Les Kurdes victimes de leurs divisions
Ali Dolamari, vice-représentant du gouvernement régional du Kurdistan irakien en France, analyse de son côté, que les Kurdes de Syrie sont autant victimes de la vindicte turque, que de leurs propres divisions internes. Il accuse en particulier le PYD d’utiliser la puissance militaire de sa branche armée, l’YPG pour tenter de prendre le contrôle du Kurdistan Syrien. Or l’YPG est liée au parti des travailleurs Kurdes, le PKK, l’ennemi juré de l’État turc ! La Turquie ne se serait pas opposée à un gouvernement kurde démocratiquement élu à sa frontière, selon Ali Dolamari. En revanche, elle ne peut pas admettre que son ennemi prioritaire, le PKK, dispose d’un État ami à sa frontière, prêt à le soutenir dans toutes les opérations que peut mener ce parti contre la Turquie. En Turquie, assure-t-il, le PKK refuse toute forme de négociations et favorise l’affrontement avec le gouvernement.
L’exemple du Kurdistan syrien
Les Kurdes sont une petite composante de l’échiquier syrien, détaille Ali Dolamari, qui regrette qu’ils soient rendus excessivement vulnérables par leur manque d’unité. Le paradoxe, c’est que la majorité de ses compatriotes rêve d’un vaste Kurdistan, qui puisse réunir les 40 millions de Kurdes, mais qu’ils ont de grandes difficultés à se rassembler. La thèse d’Ali Dolamari, intitulé “Le Kurdistan irakien, de la Tribu à la démocratie”, met en évidence les résistances à la constitution d’une nation kurde, en Irak, à cause de l’existence des tribus.
Au Kurdistan irakien, tant que la tribu primait sur l’État, les Kurdes étaient vulnérables. À l’époque de l’administration coloniale anglaise en Irak, les Britanniques ont utilisé à maintes reprises les divisions intertribales kurdes pour parvenir à leurs fins. L’unité autour des Barzani, qui sont progressivement devenus les dirigeants de cette région, a été longue et chaotique. Il se souvient, par exemple, qu’à l’époque du conflit entre les deux partis dominants au Kurdistan irakien, le PDK et l’UPK, Massoud Barzani avait fait appel à Saddam Hussein – l’ennemi juré des Kurdes – en août 1996, pour combattre ses ennemis de l’UPK. Cette action, qui a durablement décrédibilisé le champion du PDK, résume la complexité du Kurdistan irakien, agité par des chefs tribaux autant que par des puissances étrangères, qui ont intérêt à l’affrontement.

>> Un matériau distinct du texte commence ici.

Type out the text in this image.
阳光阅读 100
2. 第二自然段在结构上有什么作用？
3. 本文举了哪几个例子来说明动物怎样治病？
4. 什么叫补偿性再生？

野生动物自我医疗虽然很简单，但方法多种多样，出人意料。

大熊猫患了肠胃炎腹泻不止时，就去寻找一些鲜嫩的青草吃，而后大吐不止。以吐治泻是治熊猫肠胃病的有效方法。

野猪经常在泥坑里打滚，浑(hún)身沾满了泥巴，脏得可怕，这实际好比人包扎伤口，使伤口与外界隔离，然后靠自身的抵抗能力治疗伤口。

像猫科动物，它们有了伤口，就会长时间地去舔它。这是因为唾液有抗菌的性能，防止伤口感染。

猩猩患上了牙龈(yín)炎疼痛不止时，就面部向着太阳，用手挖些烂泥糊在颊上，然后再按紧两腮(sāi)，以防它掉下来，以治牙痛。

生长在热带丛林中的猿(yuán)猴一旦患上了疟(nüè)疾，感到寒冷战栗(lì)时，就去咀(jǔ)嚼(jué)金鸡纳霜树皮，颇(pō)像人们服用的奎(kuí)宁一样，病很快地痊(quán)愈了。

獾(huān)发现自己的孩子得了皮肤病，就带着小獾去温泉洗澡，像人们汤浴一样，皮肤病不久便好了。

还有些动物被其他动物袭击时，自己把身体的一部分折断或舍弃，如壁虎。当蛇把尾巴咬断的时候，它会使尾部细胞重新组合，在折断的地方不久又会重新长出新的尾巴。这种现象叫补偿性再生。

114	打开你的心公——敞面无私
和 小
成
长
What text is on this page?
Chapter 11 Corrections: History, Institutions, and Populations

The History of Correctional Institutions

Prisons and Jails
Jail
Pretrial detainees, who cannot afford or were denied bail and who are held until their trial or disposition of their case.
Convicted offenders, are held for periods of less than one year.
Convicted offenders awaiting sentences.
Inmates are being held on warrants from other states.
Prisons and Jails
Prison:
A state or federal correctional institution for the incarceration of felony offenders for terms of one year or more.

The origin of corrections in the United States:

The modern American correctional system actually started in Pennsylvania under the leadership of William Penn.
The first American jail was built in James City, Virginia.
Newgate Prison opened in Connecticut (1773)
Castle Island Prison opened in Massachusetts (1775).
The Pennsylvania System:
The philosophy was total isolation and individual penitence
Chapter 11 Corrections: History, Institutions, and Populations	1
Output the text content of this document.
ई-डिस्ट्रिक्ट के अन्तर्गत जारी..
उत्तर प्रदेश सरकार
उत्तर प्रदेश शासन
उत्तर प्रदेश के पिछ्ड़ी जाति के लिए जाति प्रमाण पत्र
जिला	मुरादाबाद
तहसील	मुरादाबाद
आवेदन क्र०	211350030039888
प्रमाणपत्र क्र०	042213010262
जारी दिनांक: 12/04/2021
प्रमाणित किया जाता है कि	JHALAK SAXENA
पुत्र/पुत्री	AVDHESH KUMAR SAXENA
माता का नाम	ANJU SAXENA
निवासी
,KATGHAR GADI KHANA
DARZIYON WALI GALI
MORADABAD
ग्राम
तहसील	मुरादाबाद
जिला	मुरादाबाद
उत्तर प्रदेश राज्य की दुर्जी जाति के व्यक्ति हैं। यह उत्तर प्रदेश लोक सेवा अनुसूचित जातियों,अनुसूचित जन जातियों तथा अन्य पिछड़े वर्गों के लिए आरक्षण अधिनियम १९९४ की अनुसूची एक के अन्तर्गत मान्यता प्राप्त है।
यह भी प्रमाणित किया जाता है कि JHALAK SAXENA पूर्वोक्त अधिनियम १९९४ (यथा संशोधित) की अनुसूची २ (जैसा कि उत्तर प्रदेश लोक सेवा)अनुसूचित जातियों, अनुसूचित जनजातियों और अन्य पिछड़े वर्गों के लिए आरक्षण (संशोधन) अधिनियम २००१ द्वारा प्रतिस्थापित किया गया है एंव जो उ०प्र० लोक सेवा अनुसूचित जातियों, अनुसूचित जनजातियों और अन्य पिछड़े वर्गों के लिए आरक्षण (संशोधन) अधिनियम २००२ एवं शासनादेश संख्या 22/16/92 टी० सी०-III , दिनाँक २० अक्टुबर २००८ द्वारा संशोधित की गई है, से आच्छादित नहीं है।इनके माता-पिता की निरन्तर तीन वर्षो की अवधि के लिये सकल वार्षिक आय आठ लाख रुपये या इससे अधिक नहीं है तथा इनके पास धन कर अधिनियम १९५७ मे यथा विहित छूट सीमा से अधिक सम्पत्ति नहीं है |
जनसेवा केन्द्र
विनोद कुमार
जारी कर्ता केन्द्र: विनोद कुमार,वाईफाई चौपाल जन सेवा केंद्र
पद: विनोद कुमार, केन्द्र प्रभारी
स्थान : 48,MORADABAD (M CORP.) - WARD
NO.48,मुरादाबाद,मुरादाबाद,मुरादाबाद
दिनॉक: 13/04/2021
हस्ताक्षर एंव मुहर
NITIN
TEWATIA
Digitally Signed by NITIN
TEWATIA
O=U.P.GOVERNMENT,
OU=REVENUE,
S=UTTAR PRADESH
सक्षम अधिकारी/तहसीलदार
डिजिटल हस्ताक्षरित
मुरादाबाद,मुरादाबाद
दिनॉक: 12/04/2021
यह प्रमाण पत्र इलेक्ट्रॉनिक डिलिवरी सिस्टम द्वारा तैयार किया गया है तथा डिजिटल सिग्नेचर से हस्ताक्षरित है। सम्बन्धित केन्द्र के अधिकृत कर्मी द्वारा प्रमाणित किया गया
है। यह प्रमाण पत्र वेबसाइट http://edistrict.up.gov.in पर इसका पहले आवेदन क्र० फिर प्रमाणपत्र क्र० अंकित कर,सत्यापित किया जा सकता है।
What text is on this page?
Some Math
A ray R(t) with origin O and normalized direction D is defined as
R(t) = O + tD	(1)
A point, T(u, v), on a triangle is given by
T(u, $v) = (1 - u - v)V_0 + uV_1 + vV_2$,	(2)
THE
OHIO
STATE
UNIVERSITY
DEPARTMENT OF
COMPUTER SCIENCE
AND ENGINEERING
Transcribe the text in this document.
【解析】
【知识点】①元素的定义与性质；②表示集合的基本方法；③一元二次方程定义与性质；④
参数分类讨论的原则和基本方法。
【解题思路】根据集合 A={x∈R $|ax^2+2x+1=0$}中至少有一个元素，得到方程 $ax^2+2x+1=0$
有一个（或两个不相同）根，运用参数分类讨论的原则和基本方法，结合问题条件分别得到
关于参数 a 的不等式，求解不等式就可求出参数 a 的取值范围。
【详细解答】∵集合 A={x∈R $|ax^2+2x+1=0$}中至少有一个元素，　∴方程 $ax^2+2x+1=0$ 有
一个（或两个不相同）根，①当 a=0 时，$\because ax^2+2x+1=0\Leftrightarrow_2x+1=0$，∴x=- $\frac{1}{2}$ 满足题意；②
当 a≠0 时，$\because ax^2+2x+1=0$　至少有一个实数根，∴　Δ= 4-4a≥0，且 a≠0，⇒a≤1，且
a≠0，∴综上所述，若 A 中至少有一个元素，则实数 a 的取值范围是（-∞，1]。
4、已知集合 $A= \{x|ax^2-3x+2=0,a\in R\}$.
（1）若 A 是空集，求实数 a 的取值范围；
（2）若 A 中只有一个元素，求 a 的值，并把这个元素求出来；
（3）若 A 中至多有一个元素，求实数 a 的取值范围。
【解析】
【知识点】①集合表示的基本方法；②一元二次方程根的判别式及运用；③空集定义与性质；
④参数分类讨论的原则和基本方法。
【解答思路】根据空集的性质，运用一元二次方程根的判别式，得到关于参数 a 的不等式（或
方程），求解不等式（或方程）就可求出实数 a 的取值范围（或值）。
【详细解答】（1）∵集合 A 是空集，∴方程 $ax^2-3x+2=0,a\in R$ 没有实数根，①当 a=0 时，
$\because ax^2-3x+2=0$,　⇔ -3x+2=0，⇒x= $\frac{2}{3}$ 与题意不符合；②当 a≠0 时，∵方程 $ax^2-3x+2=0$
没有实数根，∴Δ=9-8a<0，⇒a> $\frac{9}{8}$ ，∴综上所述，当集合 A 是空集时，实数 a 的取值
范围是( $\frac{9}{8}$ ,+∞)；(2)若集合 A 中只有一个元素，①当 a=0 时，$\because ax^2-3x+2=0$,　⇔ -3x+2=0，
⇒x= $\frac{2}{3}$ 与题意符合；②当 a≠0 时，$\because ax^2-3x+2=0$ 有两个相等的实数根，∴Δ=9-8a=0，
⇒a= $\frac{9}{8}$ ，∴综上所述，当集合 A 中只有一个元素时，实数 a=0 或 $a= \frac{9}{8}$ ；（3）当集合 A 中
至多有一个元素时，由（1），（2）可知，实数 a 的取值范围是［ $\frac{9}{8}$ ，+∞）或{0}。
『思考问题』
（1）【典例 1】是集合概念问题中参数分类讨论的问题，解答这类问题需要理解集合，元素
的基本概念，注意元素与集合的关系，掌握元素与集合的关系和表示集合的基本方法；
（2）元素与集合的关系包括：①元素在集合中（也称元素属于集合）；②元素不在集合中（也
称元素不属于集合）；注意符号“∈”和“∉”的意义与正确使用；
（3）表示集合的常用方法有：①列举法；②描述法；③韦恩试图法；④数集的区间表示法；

Un long chemin vers l’unité
L’unité acquise au Kurdistan irakien l’a été de haute lutte, mais c’est devenu la région la plus stable d’Irak, et celle qui connaît la plus grande croissance économique. Pour le moment, on ne voit pas les mêmes perspectives se dessiner en Syrie. Selon Ali Dolimari, cela s’explique par le contexte du conflit, dans lequel il est impossible d’installer un débat démocratique, mais aussi parce que la principale force militaire au Kurdistan irakien, le PYD, prolonge la logique d’affrontement du PKK. “10 ans de négociations valent mieux qu’une année de guerre, assure-t-il. En refusant systématiquement la discussion avec l’État turc, le PYD poursuit son propre agenda, dans la tradition tribale, qui consiste à prendre le pouvoir les armes à la main.”